In the past, web designers used to keep important content “above the fold” since most people were using desktop computers. “Above the fold” content is positioned in the upper half of a web page and is visible without any scrolling. But, things have changed, thanks to mobile devices. People are now accustomed to long scrolls and can easily swipe down through parallax designs.
Mini Website Study Results: Part 4
There were several parallax designs and long scrolling home pages in the group of 10 websites studied. The 2 N.H. websites with the parallax designs were visually appealing and engaging.
On the downside, though, the parallax designs examined in the group of ten were the slowest in terms of page speed (time to load). A faster page speed is better because pages with longer load times tend to have higher bounce rates. Website visitors are an impatient group. They hate to wait. They will bounce back to the search results page they came from and then go somewhere else.
Catering to those impatient website visitors, Google has developed a tool called “PageSpeed Insights” which measures the performance of a page for mobile and desktop devices. The PageSpeed Score ranges from 0 to 100 points. If your website does well in Google’s mobile-friendly test and in PageSpeed Insights, you can pat yourself on the back… or thank your web designer.
Blogs have come a long way since the first one was posted in 1994. Today more small businesses are adding blogs to their websites. Blog posts are also getting longer, on average. Today it’s not uncommon to find blog posts that are 2,000 words or more.
You’ve probably already guessed that Google and other search engines are favoring in-depth well-written, well-researched content over short blog posts in 2016.
Blog posts, today, tend to also have more images, infographics and videos, yet are receiving fewer and fewer comments. Why? Blog readers are leaving fewer comments on a blog posts themselves, and instead responding to those blog posts on social media sites like Facebook and Twitter.

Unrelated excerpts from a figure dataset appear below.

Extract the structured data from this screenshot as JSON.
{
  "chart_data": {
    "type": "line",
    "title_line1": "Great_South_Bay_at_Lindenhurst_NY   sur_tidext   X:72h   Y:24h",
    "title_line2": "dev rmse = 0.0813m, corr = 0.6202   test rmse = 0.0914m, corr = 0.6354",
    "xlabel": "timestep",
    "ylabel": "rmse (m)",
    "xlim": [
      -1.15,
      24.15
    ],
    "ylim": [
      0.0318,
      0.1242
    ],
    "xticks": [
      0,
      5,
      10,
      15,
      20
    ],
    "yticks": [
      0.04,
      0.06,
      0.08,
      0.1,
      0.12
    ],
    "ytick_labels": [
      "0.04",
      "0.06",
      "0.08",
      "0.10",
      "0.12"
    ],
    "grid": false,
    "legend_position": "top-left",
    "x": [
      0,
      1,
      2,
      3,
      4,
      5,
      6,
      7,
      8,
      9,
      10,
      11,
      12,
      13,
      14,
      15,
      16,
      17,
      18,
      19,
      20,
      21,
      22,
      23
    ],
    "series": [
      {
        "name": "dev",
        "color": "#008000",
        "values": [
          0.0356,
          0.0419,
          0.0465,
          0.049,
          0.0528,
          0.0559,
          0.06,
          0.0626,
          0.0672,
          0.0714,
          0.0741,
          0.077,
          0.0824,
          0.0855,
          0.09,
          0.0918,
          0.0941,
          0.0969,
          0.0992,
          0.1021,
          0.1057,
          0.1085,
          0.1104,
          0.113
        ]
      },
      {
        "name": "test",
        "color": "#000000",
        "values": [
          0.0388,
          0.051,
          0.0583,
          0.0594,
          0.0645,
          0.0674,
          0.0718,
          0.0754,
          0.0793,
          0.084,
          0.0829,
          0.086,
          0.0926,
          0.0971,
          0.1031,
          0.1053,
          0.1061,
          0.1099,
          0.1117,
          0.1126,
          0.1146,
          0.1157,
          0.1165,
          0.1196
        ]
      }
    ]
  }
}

Mini Website Study Results: Part 5
Let’s take a look at the 10 N.H. web design companies we’ve been studying to see the value they place on blogging. Are they finding it worth the time and effort?
Would you believe that only 5 out of 10 of these companies included blogs in their websites and 2 of those blogs hadn’t been updated since 2013. This was the most surprising finding of this mini study.

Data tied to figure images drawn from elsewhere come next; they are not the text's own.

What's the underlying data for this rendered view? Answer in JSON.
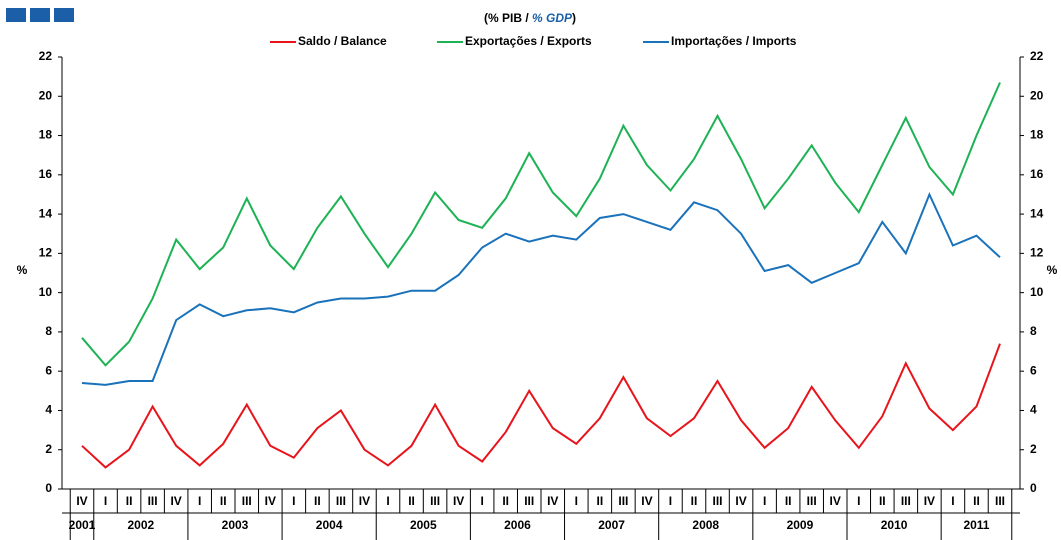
{
  "chart_data": {
    "type": "line",
    "subtitle": [
      "(% PIB /",
      "% GDP",
      ")"
    ],
    "y_label": "%",
    "y2_label": "%",
    "categories": [
      "IV",
      "I",
      "II",
      "III",
      "IV",
      "I",
      "II",
      "III",
      "IV",
      "I",
      "II",
      "III",
      "IV",
      "I",
      "II",
      "III",
      "IV",
      "I",
      "II",
      "III",
      "IV",
      "I",
      "II",
      "III",
      "IV",
      "I",
      "II",
      "III",
      "IV",
      "I",
      "II",
      "III",
      "IV",
      "I",
      "II",
      "III",
      "IV",
      "I",
      "II",
      "III"
    ],
    "years": [
      "2001",
      "2002",
      "2003",
      "2004",
      "2005",
      "2006",
      "2007",
      "2008",
      "2009",
      "2010",
      "2011"
    ],
    "series": [
      {
        "name": "Saldo / Balance",
        "color": "#e8141c",
        "values": [
          2.2,
          1.1,
          2.0,
          4.2,
          2.2,
          1.2,
          2.3,
          4.3,
          2.2,
          1.6,
          3.1,
          4.0,
          2.0,
          1.2,
          2.2,
          4.3,
          2.2,
          1.4,
          2.9,
          5.0,
          3.1,
          2.3,
          3.6,
          5.7,
          3.6,
          2.7,
          3.6,
          5.5,
          3.5,
          2.1,
          3.1,
          5.2,
          3.5,
          2.1,
          3.7,
          6.4,
          4.1,
          3.0,
          4.2,
          7.4
        ]
      },
      {
        "name": "Exportações / Exports",
        "color": "#1db254",
        "values": [
          7.7,
          6.3,
          7.5,
          9.7,
          12.7,
          11.2,
          12.3,
          14.8,
          12.4,
          11.2,
          13.3,
          14.9,
          13.0,
          11.3,
          13.0,
          15.1,
          13.7,
          13.3,
          14.8,
          17.1,
          15.1,
          13.9,
          15.8,
          18.5,
          16.5,
          15.2,
          16.8,
          19.0,
          16.8,
          14.3,
          15.8,
          17.5,
          15.6,
          14.1,
          16.5,
          18.9,
          16.4,
          15.0,
          18.0,
          20.7
        ]
      },
      {
        "name": "Importações / Imports",
        "color": "#1a72bb",
        "values": [
          5.4,
          5.3,
          5.5,
          5.5,
          8.6,
          9.4,
          8.8,
          9.1,
          9.2,
          9.0,
          9.5,
          9.7,
          9.7,
          9.8,
          10.1,
          10.1,
          10.9,
          12.3,
          13.0,
          12.6,
          12.9,
          12.7,
          13.8,
          14.0,
          13.6,
          13.2,
          14.6,
          14.2,
          13.0,
          11.1,
          11.4,
          10.5,
          11.0,
          11.5,
          13.6,
          12.0,
          15.0,
          12.4,
          12.9,
          11.8
        ]
      }
    ],
    "ylim": [
      0,
      22
    ],
    "yticks": [
      0,
      2,
      4,
      6,
      8,
      10,
      12,
      14,
      16,
      18,
      20,
      22
    ],
    "y2lim": [
      0,
      22
    ],
    "y2ticks": [
      0,
      2,
      4,
      6,
      8,
      10,
      12,
      14,
      16,
      18,
      20,
      22
    ],
    "legend": "top"
  }
}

Perhaps companies are blogging less (or not at all) because there are more options for content publishing in 2016 than ever before. Long-form content publishing is taking off in places such as LinkedIn Pulse and Facebook Notes.
What Is Facebook Notes? Facebook Notes essentially allows you to ‘blog’ within the Facebook platform itself. Think of Notes as Facebook’s version of LinkedIn’s Pulse which began in 2014. Facebook Notes has been around since 2006 but Facebook updated it in 2015, making it more customizable and simpler to use.

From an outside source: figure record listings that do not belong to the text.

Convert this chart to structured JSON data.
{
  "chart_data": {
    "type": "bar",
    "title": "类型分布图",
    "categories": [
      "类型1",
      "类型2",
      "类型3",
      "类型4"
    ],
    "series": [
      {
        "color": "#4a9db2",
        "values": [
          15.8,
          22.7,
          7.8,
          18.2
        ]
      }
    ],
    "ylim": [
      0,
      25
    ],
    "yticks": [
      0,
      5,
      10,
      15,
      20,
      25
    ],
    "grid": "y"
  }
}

Long-form content is becoming popular on social media sites. Will this type of publishing complement or replace blogs as we know them? It is hard to tell.
The results of this mini website study show that the companies studied, on average, placed a great importance on having a mobile-friendly website. Parallax designs and hamburger menus were also popular. Facebook was the clear winner among social media platforms, while blogs were not highly regarded across the board.
It is clear to see that technology advances are changing the way consumers find small businesses. At the same time, Google and other search engines are increasing the likelihood that small businesses with mobile-friendly sites and an active social presence will beat out their competitors. These businesses will succeed by offering a better website experience for visitors, whether they’re searching online at a desktop computer in a downtown Concord office, using an iPad along the Hampton Beach boardwalk or a smartphone on the shores of Lake Winnipesaukee.